Tuesday, July 10, 2007

Bird Bras???




So I went out this morning to let the chickens, turkey and ducks out of their coop and I was so worried because the coop was FULL of feathers! I thought something got into the coop during the night and attacked one of our precious birds!! But I guess its that time of year where they all start molting! Oh NO! It starts in their breast area as you can see on Sugar. Luckily she still thinks that she is beautiful! Does anyone know where we can get bras for our naked breasted ladies? Interesting molting facts.....

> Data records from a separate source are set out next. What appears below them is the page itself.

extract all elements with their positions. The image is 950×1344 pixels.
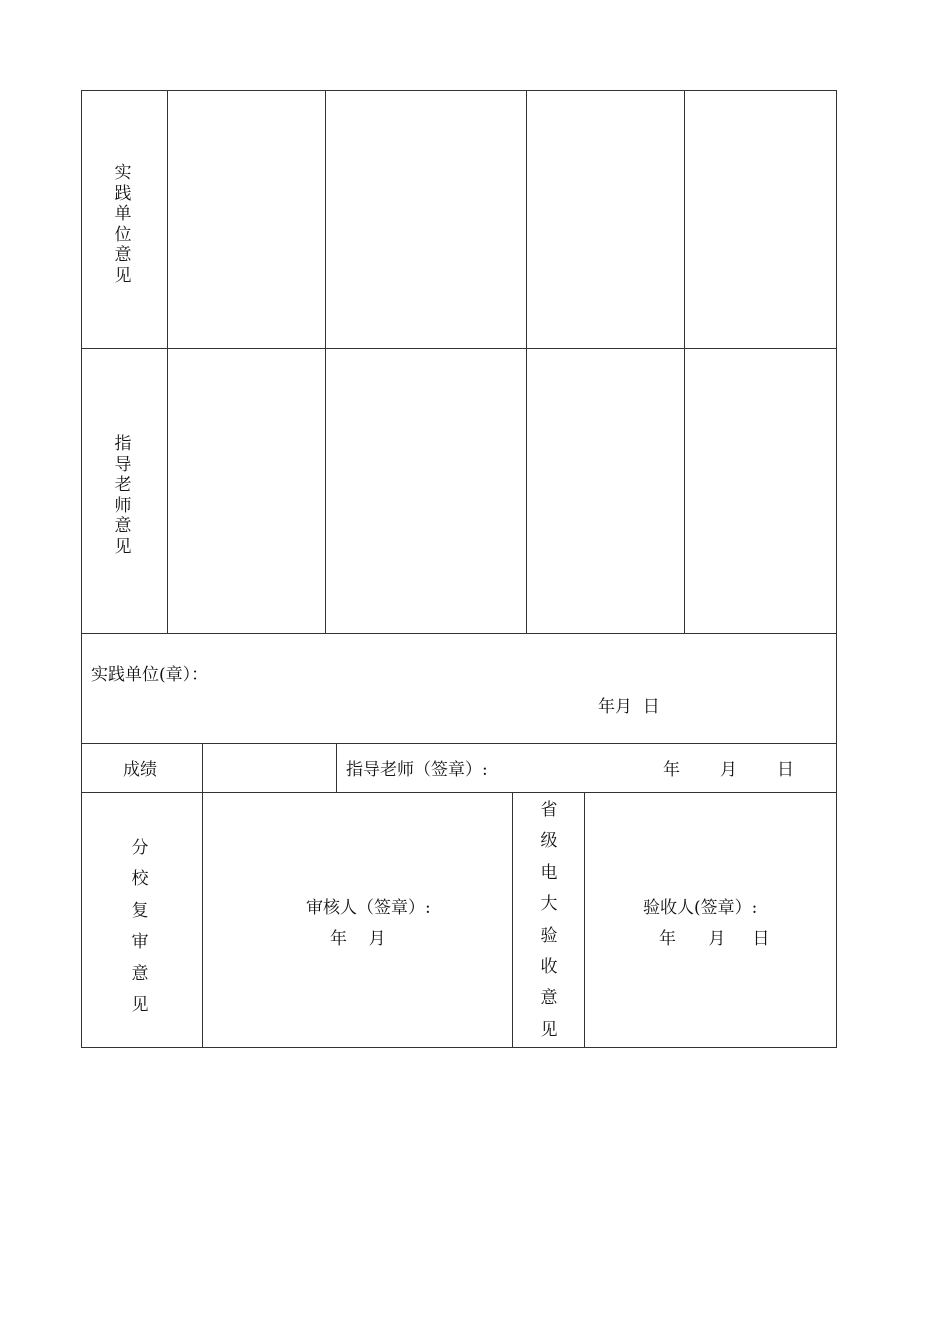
unit-stamp-label: 实践单位(章）： <box>91 665 209 685</box>
grade-date-year: 年 <box>663 760 680 780</box>
practice-unit-opinion-cell-3[interactable] <box>527 91 684 348</box>
provincial-char: 大 <box>540 894 558 915</box>
provincial-char: 收 <box>540 956 558 977</box>
table-border-bottom <box>81 1047 837 1048</box>
advisor-opinion-label: 指导老师意见 <box>114 434 132 557</box>
advisor-opinion-cell-3[interactable] <box>527 349 684 633</box>
row-divider-3 <box>81 743 837 744</box>
provincial-char: 电 <box>540 862 558 883</box>
branch-review-label <box>120 840 160 1028</box>
branch-review-char: 审 <box>131 932 149 953</box>
advisor-sign-label: 指导老师（签章）: <box>346 760 488 780</box>
grade-date-day: 日 <box>777 760 794 780</box>
review-col-divider-1 <box>202 792 203 1048</box>
advisor-opinion-cell-4[interactable] <box>685 349 836 633</box>
grade-label: 成绩 <box>123 760 157 780</box>
provincial-char: 验 <box>540 925 558 946</box>
branch-review-char: 分 <box>131 838 149 858</box>
advisor-opinion-cell-1[interactable] <box>168 349 325 633</box>
practice-unit-opinion-cell-1[interactable] <box>168 91 325 348</box>
provincial-char: 省 <box>540 800 558 820</box>
branch-review-char: 复 <box>131 900 149 921</box>
branch-review-char: 见 <box>131 994 149 1015</box>
review-col-divider-2 <box>512 792 513 1048</box>
branch-review-char: 意 <box>131 963 149 984</box>
acceptor-sign-label: 验收人(签章）: <box>643 898 758 918</box>
provincial-char: 级 <box>540 831 558 852</box>
row-divider-4 <box>81 792 837 793</box>
table-border-left <box>81 90 82 1048</box>
branch-review-char: 校 <box>131 869 149 890</box>
provincial-char: 见 <box>540 1019 558 1040</box>
practice-unit-opinion-label: 实践单位意见 <box>114 163 132 286</box>
grade-date-month: 月 <box>720 760 737 780</box>
reviewer-date: 年 月 <box>330 929 386 949</box>
practice-unit-opinion-cell-4[interactable] <box>685 91 836 348</box>
review-col-divider-3 <box>584 792 585 1048</box>
provincial-char: 意 <box>540 988 558 1009</box>
reviewer-sign-label: 审核人（签章）: <box>306 898 431 918</box>
advisor-opinion-cell-2[interactable] <box>326 349 526 633</box>
practice-unit-opinion-cell-2[interactable] <box>326 91 526 348</box>
table-border-right <box>836 90 837 1048</box>
unit-stamp-date: 年月 日 <box>598 697 660 717</box>
provincial-acceptance-label <box>538 802 560 1053</box>
acceptor-date: 年 月 日 <box>659 929 770 949</box>
grade-col-divider-2 <box>336 743 337 793</box>
grade-input[interactable] <box>203 744 336 792</box>
row-divider-2 <box>81 633 837 634</box>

Birds must spend a great deal of time caring for their feathers, since their lives depend on them. Preening, bathing, dusting, and other feather care operations, however, cannot prevent the feathers from wearing out. Because formed feathers (like our fingernails) are lifeless, horny structures, incapable of being repaired, worn feathers must be replaced. This process of replacement is termed molting. The old, worn feathers are loosened in their follicles (sockets) by the growth of new intruding feathers, which eventually push them out. Molting occurs in regular patterns over a bird's body. The adaptiveness of such patterns can be illustrated by the arboreal woodpeckers, which retain the key inner pair of long tail feathers used in bracing and climbing until the outer feathers have been replaced. This is the reverse of the pattern found in most birds, which molt tail feathers from the center of the tail first, and then progressively toward each side. The majority of adult birds molt once or twice a year, and the temporal pattern, not unexpectedly, is related to the wear rate on the feathers. Feathers of species that migrate enormous distances or live in thick brush, dodging among twigs and spines, wear more rapidly than those of birds resident in one place or live in open country. The former tend to molt twice a year, and the latter only once.

Monday, June 25, 2007

New Friends to Our Family!




Even though we had a really sad week and lost some of our feathered friends...we gained a couple more to add to our family! Dana, our horse camp instructor, brought over her little pygmy goat and her super cute donkey, Picante. My brother saved three lives on teh dairy by helping a momma holstein cow deliver her twins! That's right...she had a male and a female, one is black and white and the other is brown and white!

Friday, June 22, 2007

Losing Parts of Our Family


This has been a very sad week for us here on the farm. We have lost a lot of our animals who we loved so much. We had nine of the cutest and sweetest baby ducks....we found four of them dead in our yard and three of them we never found. We now have two left. We believe this was from a dog that strayed onto the farm. A few days later I noticed two of the three roosters were missing along with one of our adult ducks. We have not a clue what happened to these three. Last night we lost one of our beautiful Buff Orpington hens. She was acting "depressed" yesterday so we brought her into the house and my brother gave her penicillin. The poor girl didnt last through the night. All we can hope is that we gave these animals the best life that they could possibly have. We miss them all very much.